Okay but this wasn't a situation where you've done a bunch of deal and you kind step back and said either one, we're not ready for that -- we have invested enough to be ready for this or something happened that triggered the gene necessitate that you just kind put everything on hold?

Christopher Christensen

Analyst

No that's a great point of clarification, absolutely not, it's just it does take some work on the deal side and on the operational side and we advanced these things and push them through and got them done and now it's time to work on the other one, but it will take a little while.

Barry Port

Analyst

I’ll just sort of add to that, I mean -- we’re always very cognizant of the effort that goes into each and every one of these transitions and typically we’ll do what we can to kind of spread it out a little bit and deal close when they close and we just happen to have lot happen in July and August.
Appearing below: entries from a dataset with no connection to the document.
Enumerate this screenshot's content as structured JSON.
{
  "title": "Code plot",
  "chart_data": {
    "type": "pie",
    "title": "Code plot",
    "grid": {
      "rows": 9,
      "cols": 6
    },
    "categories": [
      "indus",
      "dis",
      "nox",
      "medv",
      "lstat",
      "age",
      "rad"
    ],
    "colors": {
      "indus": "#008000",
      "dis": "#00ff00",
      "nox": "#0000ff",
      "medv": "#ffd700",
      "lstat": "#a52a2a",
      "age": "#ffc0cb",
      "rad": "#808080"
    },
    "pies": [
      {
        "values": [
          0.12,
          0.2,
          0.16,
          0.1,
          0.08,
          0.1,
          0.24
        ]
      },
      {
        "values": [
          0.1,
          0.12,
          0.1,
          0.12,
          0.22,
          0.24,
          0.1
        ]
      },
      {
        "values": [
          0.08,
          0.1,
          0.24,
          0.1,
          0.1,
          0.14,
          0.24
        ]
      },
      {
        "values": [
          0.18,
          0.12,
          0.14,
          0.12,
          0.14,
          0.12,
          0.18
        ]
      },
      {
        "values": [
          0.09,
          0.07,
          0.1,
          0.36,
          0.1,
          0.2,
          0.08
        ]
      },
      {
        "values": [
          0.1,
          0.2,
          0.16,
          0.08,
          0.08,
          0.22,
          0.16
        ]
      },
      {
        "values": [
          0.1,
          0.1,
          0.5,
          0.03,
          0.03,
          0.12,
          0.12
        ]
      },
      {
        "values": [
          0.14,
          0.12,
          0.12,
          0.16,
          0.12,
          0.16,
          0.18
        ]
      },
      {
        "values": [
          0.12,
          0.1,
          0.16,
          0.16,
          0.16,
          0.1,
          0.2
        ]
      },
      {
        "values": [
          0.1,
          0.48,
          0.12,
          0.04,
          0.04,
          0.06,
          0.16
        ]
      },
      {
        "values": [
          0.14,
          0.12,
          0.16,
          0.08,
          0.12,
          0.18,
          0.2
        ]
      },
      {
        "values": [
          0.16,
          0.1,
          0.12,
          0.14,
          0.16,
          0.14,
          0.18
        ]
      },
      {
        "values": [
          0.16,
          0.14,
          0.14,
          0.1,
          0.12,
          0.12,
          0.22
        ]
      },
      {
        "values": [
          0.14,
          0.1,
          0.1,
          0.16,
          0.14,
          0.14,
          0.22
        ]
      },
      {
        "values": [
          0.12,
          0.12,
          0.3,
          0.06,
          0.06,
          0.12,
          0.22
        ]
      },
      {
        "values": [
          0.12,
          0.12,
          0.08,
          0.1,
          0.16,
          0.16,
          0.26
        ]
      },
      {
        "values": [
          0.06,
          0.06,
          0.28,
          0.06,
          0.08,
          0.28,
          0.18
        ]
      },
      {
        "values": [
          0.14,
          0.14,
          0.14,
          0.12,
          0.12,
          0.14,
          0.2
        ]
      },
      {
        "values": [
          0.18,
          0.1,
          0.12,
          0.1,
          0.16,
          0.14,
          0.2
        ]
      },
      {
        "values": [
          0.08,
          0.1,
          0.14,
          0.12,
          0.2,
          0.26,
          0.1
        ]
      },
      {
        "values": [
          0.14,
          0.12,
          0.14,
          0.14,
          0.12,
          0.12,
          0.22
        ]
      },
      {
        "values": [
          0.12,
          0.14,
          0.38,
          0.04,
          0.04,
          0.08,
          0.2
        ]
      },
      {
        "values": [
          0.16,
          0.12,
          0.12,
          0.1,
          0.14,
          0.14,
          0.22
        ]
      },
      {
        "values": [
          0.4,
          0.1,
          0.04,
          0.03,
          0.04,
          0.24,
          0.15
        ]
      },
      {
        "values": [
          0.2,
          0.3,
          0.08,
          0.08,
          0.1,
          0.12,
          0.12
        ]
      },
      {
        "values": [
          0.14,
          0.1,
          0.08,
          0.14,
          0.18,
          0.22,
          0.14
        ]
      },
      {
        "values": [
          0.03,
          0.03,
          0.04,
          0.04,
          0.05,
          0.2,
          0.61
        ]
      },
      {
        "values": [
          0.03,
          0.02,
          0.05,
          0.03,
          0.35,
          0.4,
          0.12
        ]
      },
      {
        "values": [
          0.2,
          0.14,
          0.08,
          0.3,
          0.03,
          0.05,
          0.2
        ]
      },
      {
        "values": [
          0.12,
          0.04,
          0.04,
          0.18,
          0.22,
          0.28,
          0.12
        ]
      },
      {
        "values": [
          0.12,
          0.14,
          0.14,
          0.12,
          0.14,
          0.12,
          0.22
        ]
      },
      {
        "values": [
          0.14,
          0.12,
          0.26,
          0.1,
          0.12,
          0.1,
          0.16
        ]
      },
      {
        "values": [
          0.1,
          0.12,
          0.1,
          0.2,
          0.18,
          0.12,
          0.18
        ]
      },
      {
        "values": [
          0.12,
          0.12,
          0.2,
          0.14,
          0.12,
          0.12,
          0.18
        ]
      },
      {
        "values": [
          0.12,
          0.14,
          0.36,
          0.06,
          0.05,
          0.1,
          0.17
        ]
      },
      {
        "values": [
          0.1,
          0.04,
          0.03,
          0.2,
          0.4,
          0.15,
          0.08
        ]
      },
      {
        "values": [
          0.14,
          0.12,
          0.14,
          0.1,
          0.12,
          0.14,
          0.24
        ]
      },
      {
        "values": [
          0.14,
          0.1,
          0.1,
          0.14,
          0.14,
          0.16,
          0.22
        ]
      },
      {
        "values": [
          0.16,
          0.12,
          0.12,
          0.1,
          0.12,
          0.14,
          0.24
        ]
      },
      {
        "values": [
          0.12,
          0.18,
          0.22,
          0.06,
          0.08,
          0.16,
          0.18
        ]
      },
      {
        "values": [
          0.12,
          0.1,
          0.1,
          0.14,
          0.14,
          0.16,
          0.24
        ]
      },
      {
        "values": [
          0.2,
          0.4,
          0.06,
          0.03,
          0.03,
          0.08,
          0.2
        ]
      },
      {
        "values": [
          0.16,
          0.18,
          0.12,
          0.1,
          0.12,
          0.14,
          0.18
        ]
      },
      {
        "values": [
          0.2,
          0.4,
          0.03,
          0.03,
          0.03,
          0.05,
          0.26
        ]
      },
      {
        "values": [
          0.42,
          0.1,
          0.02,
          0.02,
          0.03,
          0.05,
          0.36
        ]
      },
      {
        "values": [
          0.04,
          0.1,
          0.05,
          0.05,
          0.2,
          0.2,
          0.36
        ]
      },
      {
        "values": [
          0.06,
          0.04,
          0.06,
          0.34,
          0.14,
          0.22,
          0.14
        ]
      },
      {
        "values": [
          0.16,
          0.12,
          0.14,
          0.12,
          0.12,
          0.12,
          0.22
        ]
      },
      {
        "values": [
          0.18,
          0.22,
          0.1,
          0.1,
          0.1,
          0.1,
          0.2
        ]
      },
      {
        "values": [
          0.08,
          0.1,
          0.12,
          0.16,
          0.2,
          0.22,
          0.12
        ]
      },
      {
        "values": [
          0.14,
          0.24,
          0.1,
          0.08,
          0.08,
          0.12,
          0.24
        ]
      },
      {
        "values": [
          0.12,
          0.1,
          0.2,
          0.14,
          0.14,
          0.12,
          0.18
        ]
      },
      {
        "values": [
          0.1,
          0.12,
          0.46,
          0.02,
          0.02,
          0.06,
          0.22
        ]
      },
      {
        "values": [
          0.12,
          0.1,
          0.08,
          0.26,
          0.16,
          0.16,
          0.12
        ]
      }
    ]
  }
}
But the stuff that we kind of have remaining is just kind of a matter of timing.

Christopher Christensen

Analyst

Well it also doesn’t mean that we’re turning down deals that we would otherwise do. I mean I think it's just there is a good window right now that allows us to transition these effectively.

Dana Hanbly

Analyst

And then Suzanne the cash flow, I think you guys generated over 60 million in EBITDA so far this year, operating cash was about 6 million, 7 million so far. Should we see that pick up pretty meaningfully in the second half of the year?

Suzanne Snapper

Analyst

Yes, one of the things that slows us when we have the new acquisition, as you might recall that some of the cash is hung up in accounts receivable, until we can actually collect this and as our license gets them clear. So we’re going to have that because we’ve had pretty large acquisitions that’s going to continue on for the next little while takes about six to nine months for that cash flow to catch up with us from those acquisitions that you’ll continue to see, the receivables build for a while and then we’ll get some relief at the beginning of next year, later this year.

Dana Hanbly

Analyst

And then last one for me, you said there is 100 million available on the revolver, was that as of the quarter end or is that as of now?

Suzanne Snapper

Analyst

As of the filing date, as of now.

Operator

Operator

Thank you. At this time there is no other questions in queue. I’d like to turn it back to management for any closing remarks.

Christopher Christensen

Analyst

Again we appreciate everybody’s time and thank you Vince for managing this call.